The fact that the ex-employer made negative comments about the employee to the new employer of its own accord, and not on the latter’s request, is what makes this matter unique. If a former employer is contacted by a new or potential employer, its authorisation to provide a negative reference is much broader. For instance, in 2018 the Arnhem-Leeuwarden Court of Appeal (ECLI:NL:GHARL:7492) held that a school that, on request, had provided negative feedback about an ex-employee, had acted lawfully. According to the Court of Appeal, an ex-employer is even obliged to provide negative feedback in such situations, to protect the interests of third parties (students in this case). If a prior employer withholds any requisite information from a new employer, it may be liable for any damage later suffered.
In the recent decision, the Supreme Court thus considerably extended the ex-employer’s authorisation, at least when there is a specific, identifiable need to inform the new employer.
Pointers for former employers
Despite this precedent, providing negative references of your own accord remains a risky business. When deciding whether to do so, a former employer should therefore weigh the interests of the ex-employee and those of the new employer or third parties, which is not always easy.
Case law offers employers the following pointers:
- In most instances, employers should hesitate to contact the new or potential employer of their own accord. If it seems necessary to do so, for instance due to the specifics of the sector or third-party interests, employers might first try to find out if it is possible to notify a regulatory authority or to obtain advice from a regulatory body.

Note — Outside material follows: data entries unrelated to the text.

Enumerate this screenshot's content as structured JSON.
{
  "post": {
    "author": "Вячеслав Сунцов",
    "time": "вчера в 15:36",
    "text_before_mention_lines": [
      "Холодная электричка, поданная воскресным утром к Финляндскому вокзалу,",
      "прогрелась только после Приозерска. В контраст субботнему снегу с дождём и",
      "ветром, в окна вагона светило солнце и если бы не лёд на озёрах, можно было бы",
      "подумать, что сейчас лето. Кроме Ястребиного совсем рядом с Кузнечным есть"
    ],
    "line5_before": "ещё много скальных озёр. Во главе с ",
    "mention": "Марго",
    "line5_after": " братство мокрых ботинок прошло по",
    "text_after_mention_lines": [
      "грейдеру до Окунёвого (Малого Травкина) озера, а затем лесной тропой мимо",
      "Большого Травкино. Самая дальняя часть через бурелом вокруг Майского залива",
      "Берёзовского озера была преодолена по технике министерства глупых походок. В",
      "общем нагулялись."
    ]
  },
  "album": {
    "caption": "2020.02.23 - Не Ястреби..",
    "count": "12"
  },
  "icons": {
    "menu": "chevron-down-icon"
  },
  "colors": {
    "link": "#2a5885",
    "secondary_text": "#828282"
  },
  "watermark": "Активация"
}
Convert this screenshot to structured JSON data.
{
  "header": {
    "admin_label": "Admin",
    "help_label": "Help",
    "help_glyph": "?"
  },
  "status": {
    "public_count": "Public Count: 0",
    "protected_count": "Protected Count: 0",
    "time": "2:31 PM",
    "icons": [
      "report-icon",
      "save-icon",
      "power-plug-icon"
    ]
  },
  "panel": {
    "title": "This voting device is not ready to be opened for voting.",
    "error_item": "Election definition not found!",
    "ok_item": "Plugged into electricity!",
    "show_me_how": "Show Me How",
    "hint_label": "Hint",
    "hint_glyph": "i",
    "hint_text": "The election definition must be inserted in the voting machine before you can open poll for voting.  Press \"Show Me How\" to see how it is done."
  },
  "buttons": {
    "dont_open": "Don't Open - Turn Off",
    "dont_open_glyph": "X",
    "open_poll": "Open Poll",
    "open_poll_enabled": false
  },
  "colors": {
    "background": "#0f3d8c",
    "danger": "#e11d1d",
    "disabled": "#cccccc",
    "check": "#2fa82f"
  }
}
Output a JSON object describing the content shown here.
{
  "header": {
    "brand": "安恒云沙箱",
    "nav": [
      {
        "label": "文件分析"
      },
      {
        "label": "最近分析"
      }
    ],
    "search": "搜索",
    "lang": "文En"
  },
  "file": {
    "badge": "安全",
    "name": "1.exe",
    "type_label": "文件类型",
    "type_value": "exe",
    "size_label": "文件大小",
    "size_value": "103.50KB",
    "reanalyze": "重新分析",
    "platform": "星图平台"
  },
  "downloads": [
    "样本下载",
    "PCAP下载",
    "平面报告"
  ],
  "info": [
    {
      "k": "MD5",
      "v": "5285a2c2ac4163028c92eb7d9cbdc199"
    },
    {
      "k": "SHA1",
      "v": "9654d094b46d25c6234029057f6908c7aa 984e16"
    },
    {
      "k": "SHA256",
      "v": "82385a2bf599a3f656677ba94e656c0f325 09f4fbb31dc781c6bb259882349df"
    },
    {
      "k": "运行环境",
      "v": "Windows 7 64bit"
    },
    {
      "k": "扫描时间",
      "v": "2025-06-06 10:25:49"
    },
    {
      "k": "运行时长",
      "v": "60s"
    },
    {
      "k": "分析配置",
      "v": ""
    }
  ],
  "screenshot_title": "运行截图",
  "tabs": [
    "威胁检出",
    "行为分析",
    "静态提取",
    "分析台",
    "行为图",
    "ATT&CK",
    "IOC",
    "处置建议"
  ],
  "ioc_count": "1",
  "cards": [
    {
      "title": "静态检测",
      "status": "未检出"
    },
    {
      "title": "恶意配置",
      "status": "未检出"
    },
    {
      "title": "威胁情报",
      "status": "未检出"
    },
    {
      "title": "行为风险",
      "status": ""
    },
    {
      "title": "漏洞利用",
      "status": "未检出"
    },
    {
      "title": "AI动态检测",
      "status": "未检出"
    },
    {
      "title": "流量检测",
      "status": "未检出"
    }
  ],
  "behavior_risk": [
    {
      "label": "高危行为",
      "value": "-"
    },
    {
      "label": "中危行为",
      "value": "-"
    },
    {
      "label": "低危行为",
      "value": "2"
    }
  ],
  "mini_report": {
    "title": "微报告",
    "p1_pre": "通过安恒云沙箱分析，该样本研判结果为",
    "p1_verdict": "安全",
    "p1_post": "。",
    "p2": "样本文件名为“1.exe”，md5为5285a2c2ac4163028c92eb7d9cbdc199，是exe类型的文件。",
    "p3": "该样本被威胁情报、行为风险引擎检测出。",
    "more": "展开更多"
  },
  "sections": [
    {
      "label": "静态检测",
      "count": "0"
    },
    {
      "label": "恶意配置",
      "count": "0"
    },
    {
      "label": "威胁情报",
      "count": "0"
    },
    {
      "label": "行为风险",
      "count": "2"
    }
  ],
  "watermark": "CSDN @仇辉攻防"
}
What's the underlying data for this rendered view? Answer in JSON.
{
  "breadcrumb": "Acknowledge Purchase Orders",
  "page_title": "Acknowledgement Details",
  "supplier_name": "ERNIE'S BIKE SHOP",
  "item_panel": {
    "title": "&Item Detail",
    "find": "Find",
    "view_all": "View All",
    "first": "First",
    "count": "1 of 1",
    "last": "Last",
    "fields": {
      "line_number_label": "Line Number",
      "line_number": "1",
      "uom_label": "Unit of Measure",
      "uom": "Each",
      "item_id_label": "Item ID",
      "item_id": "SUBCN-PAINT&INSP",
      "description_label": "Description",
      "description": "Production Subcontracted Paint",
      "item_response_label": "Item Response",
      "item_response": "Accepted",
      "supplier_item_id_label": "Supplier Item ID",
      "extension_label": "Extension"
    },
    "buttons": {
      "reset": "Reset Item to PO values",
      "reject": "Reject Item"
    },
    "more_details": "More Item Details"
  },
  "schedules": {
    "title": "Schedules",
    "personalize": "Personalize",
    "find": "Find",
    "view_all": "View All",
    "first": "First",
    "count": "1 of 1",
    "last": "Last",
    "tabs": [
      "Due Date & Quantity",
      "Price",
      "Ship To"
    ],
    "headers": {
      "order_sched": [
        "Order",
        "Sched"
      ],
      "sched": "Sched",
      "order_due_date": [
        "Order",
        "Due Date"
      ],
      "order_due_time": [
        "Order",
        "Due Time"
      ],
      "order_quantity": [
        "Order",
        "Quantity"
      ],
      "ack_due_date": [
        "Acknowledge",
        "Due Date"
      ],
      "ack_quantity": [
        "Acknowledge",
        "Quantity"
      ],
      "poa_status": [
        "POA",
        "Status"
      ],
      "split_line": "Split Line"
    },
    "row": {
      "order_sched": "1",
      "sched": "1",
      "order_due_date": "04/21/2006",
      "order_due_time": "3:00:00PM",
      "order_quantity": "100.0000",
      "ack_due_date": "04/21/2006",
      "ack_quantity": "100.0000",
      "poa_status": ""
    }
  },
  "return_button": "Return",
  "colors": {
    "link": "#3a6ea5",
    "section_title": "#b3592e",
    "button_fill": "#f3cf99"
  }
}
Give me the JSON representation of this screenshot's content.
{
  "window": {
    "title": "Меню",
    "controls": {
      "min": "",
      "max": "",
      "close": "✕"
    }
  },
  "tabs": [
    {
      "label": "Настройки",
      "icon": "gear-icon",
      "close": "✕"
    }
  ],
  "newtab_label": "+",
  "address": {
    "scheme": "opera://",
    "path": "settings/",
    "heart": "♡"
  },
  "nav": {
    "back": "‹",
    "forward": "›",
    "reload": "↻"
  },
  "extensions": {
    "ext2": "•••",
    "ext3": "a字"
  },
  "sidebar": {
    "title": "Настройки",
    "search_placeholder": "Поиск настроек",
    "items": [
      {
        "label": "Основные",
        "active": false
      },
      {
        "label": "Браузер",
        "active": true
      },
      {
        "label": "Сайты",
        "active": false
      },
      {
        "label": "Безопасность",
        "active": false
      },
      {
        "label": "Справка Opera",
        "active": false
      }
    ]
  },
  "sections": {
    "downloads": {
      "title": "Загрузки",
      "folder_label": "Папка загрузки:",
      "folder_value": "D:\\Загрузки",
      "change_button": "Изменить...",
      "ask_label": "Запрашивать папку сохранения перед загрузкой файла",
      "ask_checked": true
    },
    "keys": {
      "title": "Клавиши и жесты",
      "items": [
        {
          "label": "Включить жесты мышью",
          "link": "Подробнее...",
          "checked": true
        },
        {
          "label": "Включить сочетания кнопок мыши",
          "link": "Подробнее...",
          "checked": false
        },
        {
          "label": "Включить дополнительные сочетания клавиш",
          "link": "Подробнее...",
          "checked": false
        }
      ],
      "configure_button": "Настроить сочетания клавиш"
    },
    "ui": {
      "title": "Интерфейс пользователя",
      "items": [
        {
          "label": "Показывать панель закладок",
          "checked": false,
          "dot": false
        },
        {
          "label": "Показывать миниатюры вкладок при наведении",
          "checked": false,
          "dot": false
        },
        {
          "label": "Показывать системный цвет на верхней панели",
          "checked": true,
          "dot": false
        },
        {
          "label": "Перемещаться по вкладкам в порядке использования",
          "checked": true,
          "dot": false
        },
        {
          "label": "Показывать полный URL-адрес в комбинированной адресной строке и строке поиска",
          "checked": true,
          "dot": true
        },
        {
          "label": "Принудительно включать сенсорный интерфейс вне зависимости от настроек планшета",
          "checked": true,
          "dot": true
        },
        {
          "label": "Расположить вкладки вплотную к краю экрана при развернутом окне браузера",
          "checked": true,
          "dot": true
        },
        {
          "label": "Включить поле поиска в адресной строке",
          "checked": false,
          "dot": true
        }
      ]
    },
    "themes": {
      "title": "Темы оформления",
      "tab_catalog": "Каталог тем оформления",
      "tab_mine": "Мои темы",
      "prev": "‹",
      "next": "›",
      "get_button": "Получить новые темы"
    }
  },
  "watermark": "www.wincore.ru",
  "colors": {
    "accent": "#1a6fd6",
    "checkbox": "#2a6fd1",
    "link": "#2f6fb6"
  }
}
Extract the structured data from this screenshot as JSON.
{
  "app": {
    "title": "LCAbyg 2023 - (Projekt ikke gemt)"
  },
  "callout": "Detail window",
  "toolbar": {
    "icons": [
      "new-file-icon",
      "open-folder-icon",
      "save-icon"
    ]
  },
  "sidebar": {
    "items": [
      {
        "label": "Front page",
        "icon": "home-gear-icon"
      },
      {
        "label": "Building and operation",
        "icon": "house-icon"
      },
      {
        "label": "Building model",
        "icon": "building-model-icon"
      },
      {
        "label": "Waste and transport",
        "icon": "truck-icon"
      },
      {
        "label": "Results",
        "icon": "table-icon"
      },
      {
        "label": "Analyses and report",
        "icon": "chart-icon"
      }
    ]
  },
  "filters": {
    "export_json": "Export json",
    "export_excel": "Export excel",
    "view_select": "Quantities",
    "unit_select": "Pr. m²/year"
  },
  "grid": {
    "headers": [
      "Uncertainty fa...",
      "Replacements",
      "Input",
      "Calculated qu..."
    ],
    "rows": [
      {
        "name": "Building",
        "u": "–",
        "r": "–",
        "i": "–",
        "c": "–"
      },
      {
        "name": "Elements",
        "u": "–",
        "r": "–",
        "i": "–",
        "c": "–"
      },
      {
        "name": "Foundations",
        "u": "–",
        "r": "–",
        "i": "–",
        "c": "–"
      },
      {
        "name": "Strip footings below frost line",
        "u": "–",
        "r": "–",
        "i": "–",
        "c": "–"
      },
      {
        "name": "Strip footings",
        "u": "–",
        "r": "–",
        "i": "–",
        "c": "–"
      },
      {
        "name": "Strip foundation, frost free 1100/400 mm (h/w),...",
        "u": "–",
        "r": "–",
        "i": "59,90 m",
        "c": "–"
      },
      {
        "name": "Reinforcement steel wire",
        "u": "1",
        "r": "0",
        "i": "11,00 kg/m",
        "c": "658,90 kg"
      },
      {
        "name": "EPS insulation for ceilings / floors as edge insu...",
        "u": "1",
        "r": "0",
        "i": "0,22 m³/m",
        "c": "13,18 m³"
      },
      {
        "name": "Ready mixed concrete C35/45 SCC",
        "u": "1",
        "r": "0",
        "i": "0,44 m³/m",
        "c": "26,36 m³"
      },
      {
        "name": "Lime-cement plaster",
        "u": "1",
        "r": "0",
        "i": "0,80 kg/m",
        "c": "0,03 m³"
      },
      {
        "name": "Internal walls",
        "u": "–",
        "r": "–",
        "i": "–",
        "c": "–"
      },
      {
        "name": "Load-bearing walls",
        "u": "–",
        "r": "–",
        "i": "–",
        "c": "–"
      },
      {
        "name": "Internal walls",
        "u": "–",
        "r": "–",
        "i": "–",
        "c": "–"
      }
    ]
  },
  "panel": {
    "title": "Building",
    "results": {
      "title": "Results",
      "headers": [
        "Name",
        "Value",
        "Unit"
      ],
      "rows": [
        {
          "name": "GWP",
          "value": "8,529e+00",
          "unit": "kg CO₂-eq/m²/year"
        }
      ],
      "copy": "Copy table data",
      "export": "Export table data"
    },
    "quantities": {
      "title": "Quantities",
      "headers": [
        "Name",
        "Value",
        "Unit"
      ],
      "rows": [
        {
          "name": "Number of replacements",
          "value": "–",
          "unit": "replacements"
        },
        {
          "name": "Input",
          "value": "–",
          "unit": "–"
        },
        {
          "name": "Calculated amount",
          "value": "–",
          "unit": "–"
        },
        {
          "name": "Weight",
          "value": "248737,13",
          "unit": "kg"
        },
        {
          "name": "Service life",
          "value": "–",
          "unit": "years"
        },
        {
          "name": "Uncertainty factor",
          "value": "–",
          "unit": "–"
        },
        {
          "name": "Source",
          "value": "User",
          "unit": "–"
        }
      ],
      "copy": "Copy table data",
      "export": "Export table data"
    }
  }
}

- If a (potential) new employer asks for a reference, employers should attempt to verify whether the ex-employee has consented to this step and check whether providing references is justified or perhaps even obligatory for the position or industry at issue. If so, employers should limit themselves to giving the strictly necessary negative feedback.
- If there is no need to share negative feedback, refusing to provide a reference might be preferable than providing negative feedback. In that case, refer the (potential) new employer to the job applicant.
What about the potential employer?
The new employer, too, has to take care when requesting a reference. Last year, the District Court of The Hague (ECLI:NL:RBDHA:2019:6145) ruled that a university violated the law by requesting information about a job applicant from the previous employer without the job applicant’s knowledge or consent. By doing so, the university had acted contrary to the GDPR and the applicable recruitment codes.
A potential employer thus has to be mindful of the following:
- Prospective employers should hesitate to contact former employers that have not been listed by the job applicant as a reference, unless the job applicant has given their explicit consent.
- When requesting references, only inquire about information that is relevant to the position.
As the case law on this issue continues to evolve, Dutch employers should proceed carefully and contact counsel with any concerns.